What You Need To Know

  • The Plantation Palms HOA recently amended its governing documents to state home buyers must live in the neighborhood for two years before they can rent their house out

  • HOA President Jim Hammond said a small number of corporate-owned rentals are linked to a disproportionately high number of rule violations

  • Hammond said more than two dozen area communities have reached out since he posted about the change on the site Nextdoor

  • While real estate company Redfin said the last quarter of 2022 saw a record year-over-year drop in investor-purchased homes nationwide, that followed record high numbers in 2021

Hammond said around eight or nine percent of the 821 homes in the community are rentals. About half of those are corporate-owned. Hammond said that four percent or so of properties make up 25% of rule violations the HOA has to deal with.

"It's just a disproportionate amount of effort," he said. "Corporate rentals are difficult to get a hold of. They don't maintain their properties to the same level as our owner-occupied homeowners." 

According to Hammond, three of the top four houses that owe unpaid fines to the HOA are corporate-owned. 

Last summer, Hammond began spearheading a monthslong effort to change Plantation Palms' governing documents. Residents adopted a number of amendments, including that buyers must live in the home they purchase for two years before renting it out. Hammond posted about the changes to the social networking site Nextdoor. 

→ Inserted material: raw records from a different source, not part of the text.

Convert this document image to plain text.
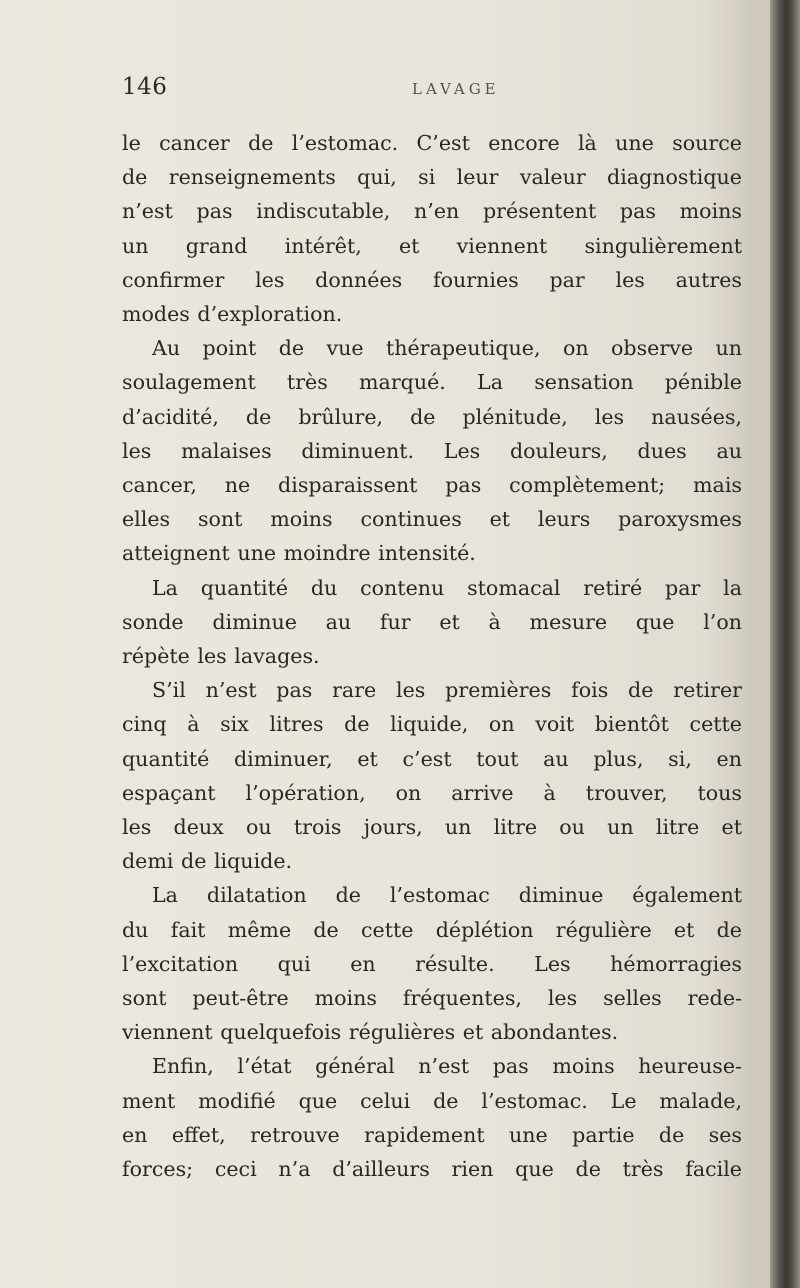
146	LAVAGE

le cancer de l’estomac. C’est encore là une source

de renseignements qui, si leur valeur diagnostique

n’est pas indiscutable, n’en présentent pas moins

un grand intérêt, et viennent singulièrement

confirmer les données fournies par les autres

modes d’exploration.

Au point de vue thérapeutique, on observe un

soulagement très marqué. La sensation pénible

d’acidité, de brûlure, de plénitude, les nausées,

les malaises diminuent. Les douleurs, dues au

cancer, ne disparaissent pas complètement; mais

elles sont moins continues et leurs paroxysmes

atteignent une moindre intensité.

La quantité du contenu stomacal retiré par la

sonde diminue au fur et à mesure que l’on

répète les lavages.

S’il n’est pas rare les premières fois de retirer

cinq à six litres de liquide, on voit bientôt cette

quantité diminuer, et c’est tout au plus, si, en

espaçant l’opération, on arrive à trouver, tous

les deux ou trois jours, un litre ou un litre et

demi de liquide.

La dilatation de l’estomac diminue également

du fait même de cette déplétion régulière et de

l’excitation qui en résulte. Les hémorragies

sont peut-être moins fréquentes, les selles rede-

viennent quelquefois régulières et abondantes.

Enfin, l’état général n’est pas moins heureuse-

ment modifié que celui de l’estomac. Le malade,

en effet, retrouve rapidement une partie de ses

forces; ceci n’a d’ailleurs rien que de très facile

"I was immediately bombarded, literally, by other both homeowners and HOA board members in the area here who provided both horror stories and their concerns about rental growth in their communities, some of which were substantially larger than ours as far as number of rentals," Hammond said.

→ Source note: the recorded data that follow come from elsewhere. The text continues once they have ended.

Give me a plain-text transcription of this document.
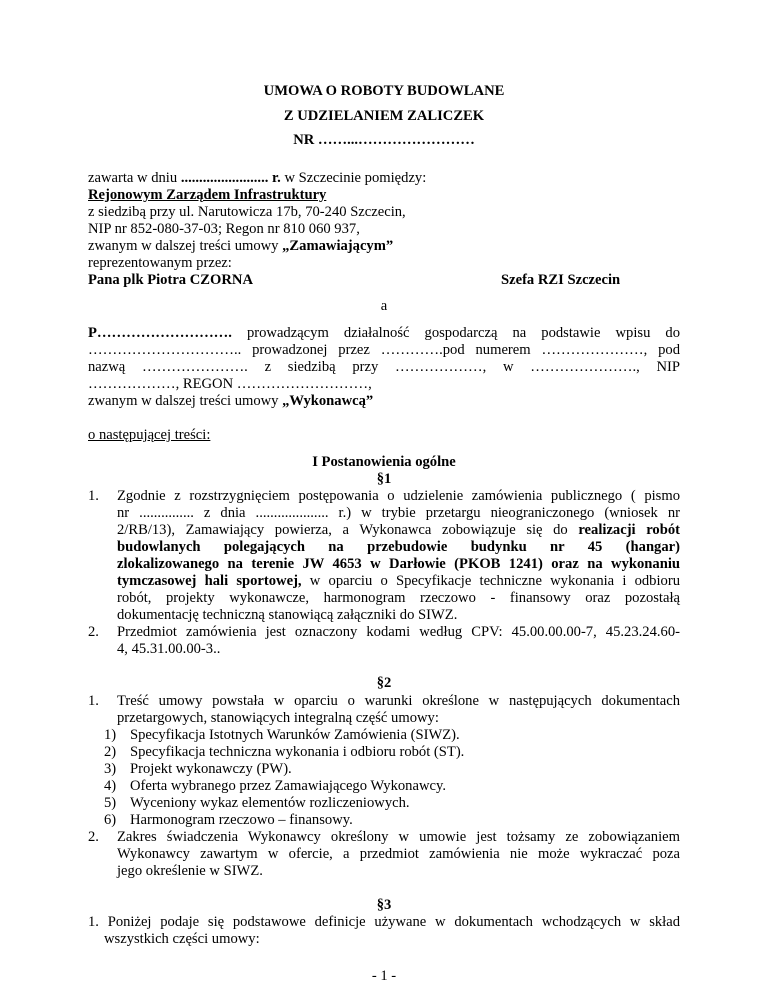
UMOWA O ROBOTY BUDOWLANE
Z UDZIELANIEM ZALICZEK
NR ……...……………………
zawarta w dniu ........................ r. w Szczecinie pomiędzy:
Rejonowym Zarządem Infrastruktury
z siedzibą przy ul. Narutowicza 17b, 70-240 Szczecin,
NIP nr 852-080-37-03; Regon nr 810 060 937,
zwanym w dalszej treści umowy „Zamawiającym”
reprezentowanym przez:
Pana plk Piotra CZORNA	Szefa RZI Szczecin
a
P………………………. prowadzącym działalność gospodarczą na podstawie wpisu do
………………………….. prowadzonej przez ………….pod numerem …………………, pod
nazwą …………………. z siedzibą przy ………………, w …………………., NIP
………………, REGON ………………………,
zwanym w dalszej treści umowy „Wykonawcą”
o następującej treści:
I Postanowienia ogólne
§1
1. Zgodnie z rozstrzygnięciem postępowania o udzielenie zamówienia publicznego ( pismo
nr ............... z dnia .................... r.) w trybie przetargu nieograniczonego (wniosek nr
2/RB/13), Zamawiający powierza, a Wykonawca zobowiązuje się do realizacji robót
budowlanych polegających na przebudowie budynku nr 45 (hangar)
zlokalizowanego na terenie JW 4653 w Darłowie (PKOB 1241) oraz na wykonaniu
tymczasowej hali sportowej, w oparciu o Specyfikacje techniczne wykonania i odbioru
robót, projekty wykonawcze, harmonogram rzeczowo - finansowy oraz pozostałą
dokumentację techniczną stanowiącą załączniki do SIWZ.
2. Przedmiot zamówienia jest oznaczony kodami według CPV: 45.00.00.00-7, 45.23.24.60-
4, 45.31.00.00-3..
§2
1. Treść umowy powstała w oparciu o warunki określone w następujących dokumentach
przetargowych, stanowiących integralną część umowy:
1) Specyfikacja Istotnych Warunków Zamówienia (SIWZ).
2) Specyfikacja techniczna wykonania i odbioru robót (ST).
3) Projekt wykonawczy (PW).
4) Oferta wybranego przez Zamawiającego Wykonawcy.
5) Wyceniony wykaz elementów rozliczeniowych.
6) Harmonogram rzeczowo – finansowy.
2. Zakres świadczenia Wykonawcy określony w umowie jest tożsamy ze zobowiązaniem
Wykonawcy zawartym w ofercie, a przedmiot zamówienia nie może wykraczać poza
jego określenie w SIWZ.
§3
1. Poniżej podaje się podstawowe definicje używane w dokumentach wchodzących w skład
wszystkich części umowy:
- 1 -
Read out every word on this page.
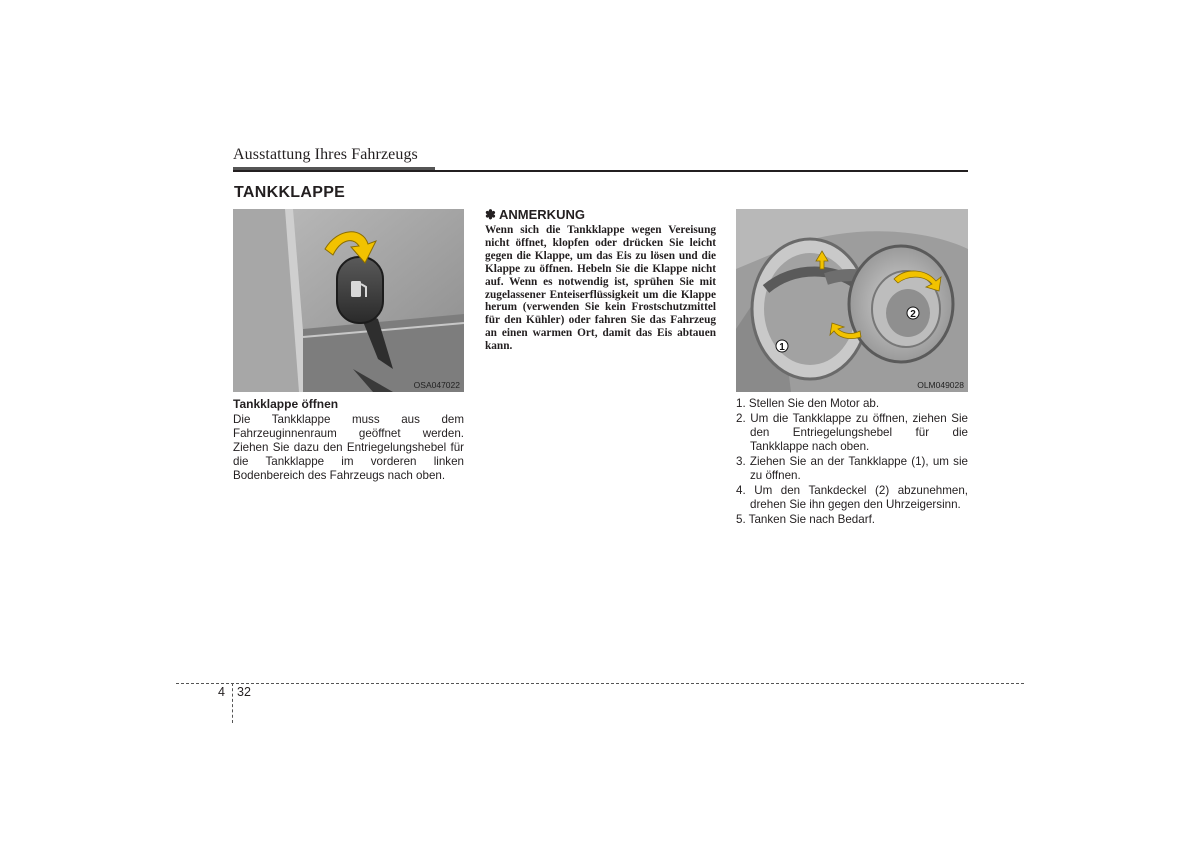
Ausstattung Ihres Fahrzeugs
TANKKLAPPE
OSA047022

Tankklappe öffnen

Die Tankklappe muss aus dem Fahrzeuginnenraum geöffnet werden. Ziehen Sie dazu den Entriegelungshebel für die Tankklappe im vorderen linken Bodenbereich des Fahrzeugs nach oben.

✽ ANMERKUNG

Wenn sich die Tankklappe wegen Vereisung nicht öffnet, klopfen oder drücken Sie leicht gegen die Klappe, um das Eis zu lösen und die Klappe zu öffnen. Hebeln Sie die Klappe nicht auf. Wenn es notwendig ist, sprühen Sie mit zugelassener Enteiserflüssigkeit um die Klappe herum (verwenden Sie kein Frostschutzmittel für den Kühler) oder fahren Sie das Fahrzeug an einen warmen Ort, damit das Eis abtauen kann.	1
2
OLM049028
1. Stellen Sie den Motor ab.
2. Um die Tankklappe zu öffnen, ziehen Sie den Entriegelungshebel für die Tankklappe nach oben.
3. Ziehen Sie an der Tankklappe (1), um sie zu öffnen.
4. Um den Tankdeckel (2) abzunehmen, drehen Sie ihn gegen den Uhrzeigersinn.
5. Tanken Sie nach Bedarf.
4 32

The post racked up more than 2,200 views, which inspired Hammond to organize a meeting of local HOA members. With three days' notice, 14 people gathered in Plantation Palms to talk about their experience with rentals.

"Really sort of determined this is bigger than just Plantation Palms," Hammond said.

Real estate company Redfin analyzed county records and found the last quarter of 2022 saw a record 45.8% nationwide drop year-over-year in investor-purchased homes in the U.S. Tampa saw a 50.7% decrease during that time period.

The analysis pointed to high interest rates and the possibility of home price declines as the reason. This follows record high numbers at the end of 2021. According to an earlier Redfin analysis, the last quarter of that year saw investors buy 18.4% of homes purchased in the U.S. Tampa's percentage was even higher than that national number at 24.2 percent.

Redfin defines an investor as "any institution or business that purchases residential real estate." 

"This thing has been a problem with us for awhile," Gail Spector, president of the Valencia Gardens HOA, said of rentals.

Spector was one of the HOA board members who attended the Plantation Palms meeting. She said her community is looking at the possibility of making changes similar to those adopted by Hammond's neighborhood.

"It's not about the renters themselves," she said. "It's about the corporations that don't do. They're not responsive, and that's not fair."

Hammond said more than two dozen HOAs have contacted him since his initial Nextdoor post. He said most are from Pasco, but he heard from others in Hernando and Hillsborough counties. He said he sent them information packets about the process Plantation Palms followed to create their amendments.

According to Redfin, investor purchases could pick up again this year due to mortgage rates coming down from last year's high. It notes activity likely won't hit 2021 levels, which could be good news for individual buyers, some of whom found themselves bidding against corporate buyers in the past.